Holly Willoughby is seen walking in the Costa Rican jungle during filming for the survival series
‘We went to nutritionists that Running Wild guests recommended and they all said the opposite of the advice from the government: ‘Eat natural.’ Look at what the lions do. They go straight for the blood and the organ meat. They’re not getting ill from that.’
Bear says he was convinced when his son tried the diet. ‘I went away filming for three weeks and when I came back Jesse looked transformed. He had colourin his face. His eyes were bright, happy. He was frying two steaks.
‘He showed me stuff and we started researching it together. We’ve lived like that for five years now, the whole family.’
His sons, Jesse, 21, Marmaduke, 18, and Huckleberry, 16, are choosing their own paths, he says.
‘Jesse’s an artist and I couldn’t be less artistic. He paints beautiful pictures and is selling well and is happy. Marmaduke loves rules and institutions, I’m much more maverick than that. He wants to join a cavalry regiment and be an officer. Huckleberry is quiet and sporty.’
So how have he and Shara lasted so long? ‘We made a conscious decision to put family first. We’re not gonna do a lot of the fluff and the parties and the premieres. We’re gonna be cosy, close ranks. Then we go out and face the world and do battle again. That’s why we have a really tight, close family. I’m more proud of that than any Emmy.’
Jesse did go to Costa Rica with him, though. ‘He’d walk through the Bear Pit and give me ideas, like a right-hand man. It’s so nice to have a family member around who’s smart, knows my stuff and is survival adventure trained.’
It’s also nice to watch Bear with a co-host who has the confidence to undercut the tough guy talk. ‘We can take the mick out of each other. [Holly] was always our number one pick. She’s gentle, she’s true to herself, she’s tough as nails when it matters. She’s sensitive and loved by so many people.
‘I think those celebrities valued having that sort of person around that they could unload to a little bit.’
I wonder if the celebs wanted to talk about the slightly shocking way he smashes them to the ground when he catches them, even tying them up. Is that really still allowed? ‘Yeah. I think in a few years, the answer to that will probably be no, but while we can we’ve got to embrace it. I’m like, ‘Welcome to the jungle!’

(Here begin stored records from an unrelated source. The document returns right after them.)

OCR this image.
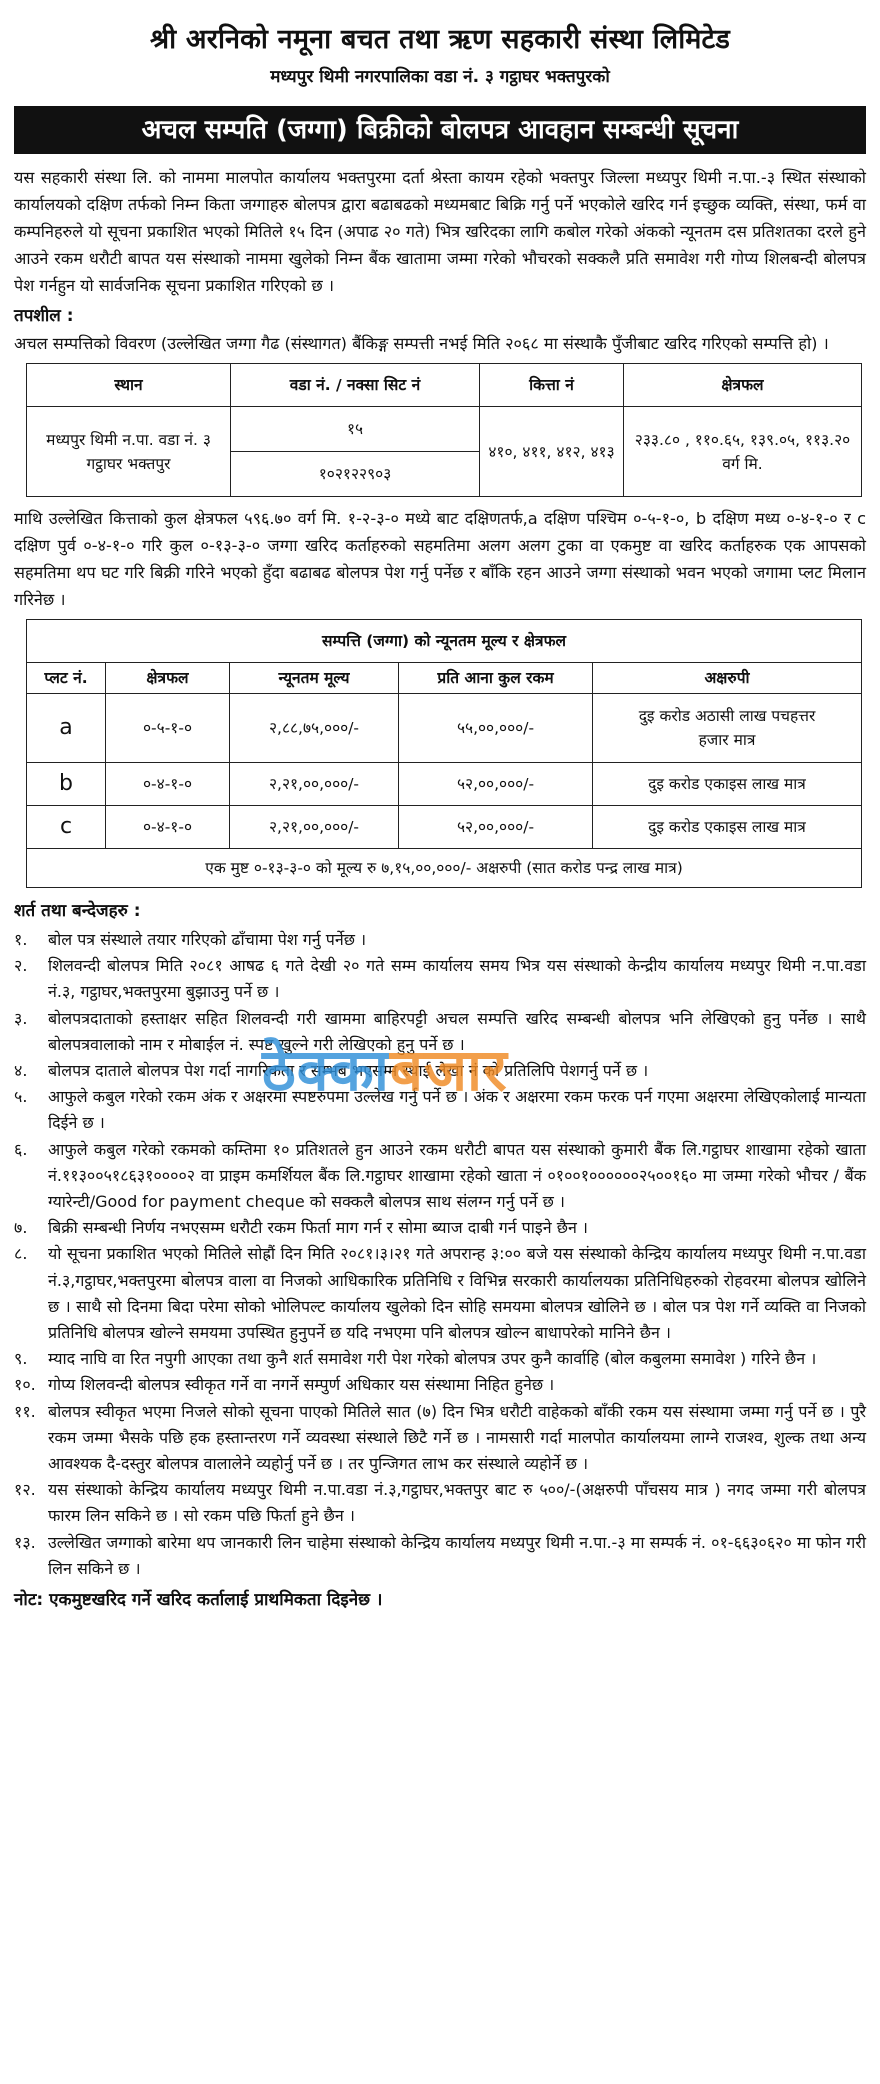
श्री अरनिको नमूना बचत तथा ऋण सहकारी संस्था लिमिटेड
मध्यपुर थिमी नगरपालिका वडा नं. ३ गट्ठाघर भक्तपुरको
अचल सम्पति (जग्गा) बिक्रीको बोलपत्र आवहान सम्बन्धी सूचना

यस सहकारी संस्था लि. को नाममा मालपोत कार्यालय भक्तपुरमा दर्ता श्रेस्ता कायम रहेको भक्तपुर जिल्ला मध्यपुर थिमी न.पा.-३ स्थित संस्थाको कार्यालयको दक्षिण तर्फको निम्न किता जग्गाहरु बोलपत्र द्वारा बढाबढको मध्यमबाट बिक्रि गर्नु पर्ने भएकोले खरिद गर्न इच्छुक व्यक्ति, संस्था, फर्म वा कम्पनिहरुले यो सूचना प्रकाशित भएको मितिले १५ दिन (अपाढ २० गते) भित्र खरिदका लागि कबोल गरेको अंकको न्यूनतम दस प्रतिशतका दरले हुने आउने रकम धरौटी बापत यस संस्थाको नाममा खुलेको निम्न बैंक खातामा जम्मा गरेको भौचरको सक्कलै प्रति समावेश गरी गोप्य शिलबन्दी बोलपत्र पेश गर्नहुन यो सार्वजनिक सूचना प्रकाशित गरिएको छ ।

तपशील :

अचल सम्पत्तिको विवरण (उल्लेखित जग्गा गैढ (संस्थागत) बैंकिङ्ग सम्पत्ती नभई मिति २०६८ मा संस्थाकै पुँजीबाट खरिद गरिएको सम्पत्ति हो) ।

स्थान	वडा नं. / नक्सा सिट नं	कित्ता नं	क्षेत्रफल
मध्यपुर थिमी न.पा. वडा नं. ३ गट्ठाघर भक्तपुर	१५	४१०, ४११, ४१२, ४१३	२३३.८० , ११०.६५, १३९.०५, ११३.२० वर्ग मि.
	१०२१२२९०३		

माथि उल्लेखित कित्ताको कुल क्षेत्रफल ५९६.७० वर्ग मि. १-२-३-० मध्ये बाट दक्षिणतर्फ,a दक्षिण पश्चिम ०-५-१-०, b दक्षिण मध्य ०-४-१-० र c दक्षिण पुर्व ०-४-१-० गरि कुल ०-१३-३-० जग्गा खरिद कर्ताहरुको सहमतिमा अलग अलग टुका वा एकमुष्ट वा खरिद कर्ताहरुक एक आपसको सहमतिमा थप घट गरि बिक्री गरिने भएको हुँदा बढाबढ बोलपत्र पेश गर्नु पर्नेछ र बाँकि रहन आउने जग्गा संस्थाको भवन भएको जगामा प्लट मिलान गरिनेछ ।

सम्पत्ति (जग्गा) को न्यूनतम मूल्य र क्षेत्रफल				
प्लट नं.	क्षेत्रफल	न्यूनतम मूल्य	प्रति आना कुल रकम	अक्षरुपी
a	०-५-१-०	२,८८,७५,०००/-	५५,००,०००/-	दुइ करोड अठासी लाख पचहत्तर हजार मात्र
b	०-४-१-०	२,२१,००,०००/-	५२,००,०००/-	दुइ करोड एकाइस लाख मात्र
c	०-४-१-०	२,२१,००,०००/-	५२,००,०००/-	दुइ करोड एकाइस लाख मात्र
एक मुष्ट ०-१३-३-० को मूल्य रु ७,१५,००,०००/- अक्षरुपी (सात करोड पन्द्र लाख मात्र)				
शर्त तथा बन्देजहरु :
१.	बोल पत्र संस्थाले तयार गरिएको ढाँचामा पेश गर्नु पर्नेछ ।
२.	शिलवन्दी बोलपत्र मिति २०८१ आषढ ६ गते देखी २० गते सम्म कार्यालय समय भित्र यस संस्थाको केन्द्रीय कार्यालय मध्यपुर थिमी न.पा.वडा नं.३, गट्ठाघर,भक्तपुरमा बुझाउनु पर्ने छ ।
३.	बोलपत्रदाताको हस्ताक्षर सहित शिलवन्दी गरी खाममा बाहिरपट्टी अचल सम्पत्ति खरिद सम्बन्धी बोलपत्र भनि लेखिएको हुनु पर्नेछ । साथै बोलपत्रवालाको नाम र मोबाईल नं. स्पष्ट खुल्ने गरी लेखिएको हुनु पर्ने छ ।
४.	बोलपत्र दाताले बोलपत्र पेश गर्दा नागरिकता र सम्भब भएसम्म स्थाई लेखा नं को प्रतिलिपि पेशगर्नु पर्ने छ ।
५.	आफुले कबुल गरेको रकम अंक र अक्षरमा स्पष्टरुपमा उल्लेख गर्नु पर्ने छ । अंक र अक्षरमा रकम फरक पर्न गएमा अक्षरमा लेखिएकोलाई मान्यता दिईने छ ।
६.	आफुले कबुल गरेको रकमको कम्तिमा १० प्रतिशतले हुन आउने रकम धरौटी बापत यस संस्थाको कुमारी बैंक लि.गट्ठाघर शाखामा रहेको खाता नं.११३००५१८६३१००००२ वा प्राइम कमर्शियल बैंक लि.गट्ठाघर शाखामा रहेको खाता नं ०१००१००००००२५००१६० मा जम्मा गरेको भौचर / बैंक ग्यारेन्टी/Good for payment cheque को सक्कलै बोलपत्र साथ संलग्न गर्नु पर्ने छ ।
७.	बिक्री सम्बन्धी निर्णय नभएसम्म धरौटी रकम फिर्ता माग गर्न र सोमा ब्याज दाबी गर्न पाइने छैन ।
८.	यो सूचना प्रकाशित भएको मितिले सोह्रौं दिन मिति २०८१।३।२१ गते अपरान्ह ३:०० बजे यस संस्थाको केन्द्रिय कार्यालय मध्यपुर थिमी न.पा.वडा नं.३,गट्ठाघर,भक्तपुरमा बोलपत्र वाला वा निजको आधिकारिक प्रतिनिधि र विभिन्न सरकारी कार्यालयका प्रतिनिधिहरुको रोहवरमा बोलपत्र खोलिने छ । साथै सो दिनमा बिदा परेमा सोको भोलिपल्ट कार्यालय खुलेको दिन सोहि समयमा बोलपत्र खोलिने छ । बोल पत्र पेश गर्ने व्यक्ति वा निजको प्रतिनिधि बोलपत्र खोल्ने समयमा उपस्थित हुनुपर्ने छ यदि नभएमा पनि बोलपत्र खोल्न बाधापरेको मानिने छैन ।
९.	म्याद नाघि वा रित नपुगी आएका तथा कुनै शर्त समावेश गरी पेश गरेको बोलपत्र उपर कुनै कार्वाहि (बोल कबुलमा समावेश ) गरिने छैन ।
१०. गोप्य शिलवन्दी बोलपत्र स्वीकृत गर्ने वा नगर्ने सम्पुर्ण अधिकार यस संस्थामा निहित हुनेछ ।
११. बोलपत्र स्वीकृत भएमा निजले सोको सूचना पाएको मितिले सात (७) दिन भित्र धरौटी वाहेकको बाँकी रकम यस संस्थामा जम्मा गर्नु पर्ने छ । पुरै रकम जम्मा भैसके पछि हक हस्तान्तरण गर्ने व्यवस्था संस्थाले छिटै गर्ने छ । नामसारी गर्दा मालपोत कार्यालयमा लाग्ने राजश्व, शुल्क तथा अन्य आवश्यक दै-दस्तुर बोलपत्र वालालेने व्यहोर्नु पर्ने छ । तर पुन्जिगत लाभ कर संस्थाले व्यहोर्ने छ ।
१२. यस संस्थाको केन्द्रिय कार्यालय मध्यपुर थिमी न.पा.वडा नं.३,गट्ठाघर,भक्तपुर बाट रु ५००/-(अक्षरुपी पाँचसय मात्र ) नगद जम्मा गरी बोलपत्र फारम लिन सकिने छ । सो रकम पछि फिर्ता हुने छैन ।
१३. उल्लेखित जग्गाको बारेमा थप जानकारी लिन चाहेमा संस्थाको केन्द्रिय कार्यालय मध्यपुर थिमी न.पा.-३ मा सम्पर्क नं. ०१-६६३०६२० मा फोन गरी लिन सकिने छ ।
नोट: एकमुष्टखरिद गर्ने खरिद कर्तालाई प्राथमिकता दिइनेछ ।
ठेक्काबजार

He’s smiling, but as ever there’s a serious intent. ‘I’m careful not to hurt them. It’s a hard rugby tackle. If you’re all-in, everyone’s fine. That’s like life, isn’t it? If you’re tentative, you get hurt.’
Will he still be doing all this in a few years’ time? ‘Well, my body hurts more nowadays, but that’s OK. I don’t want to arrive at the end of my life in a perfectly preserved body. I’d say that’s a waste. If you’re on your deathbed at 85 and you’ve never broken anything or got any scars, what have you been doing?
‘Life is meant to be an adventure. I want to come skidding in sideways, beaten up, with my scars, screaming, ‘Yahoo, what a ride!’
Celebrity Bear Hunt, from Wednesday 5 February, Netflix.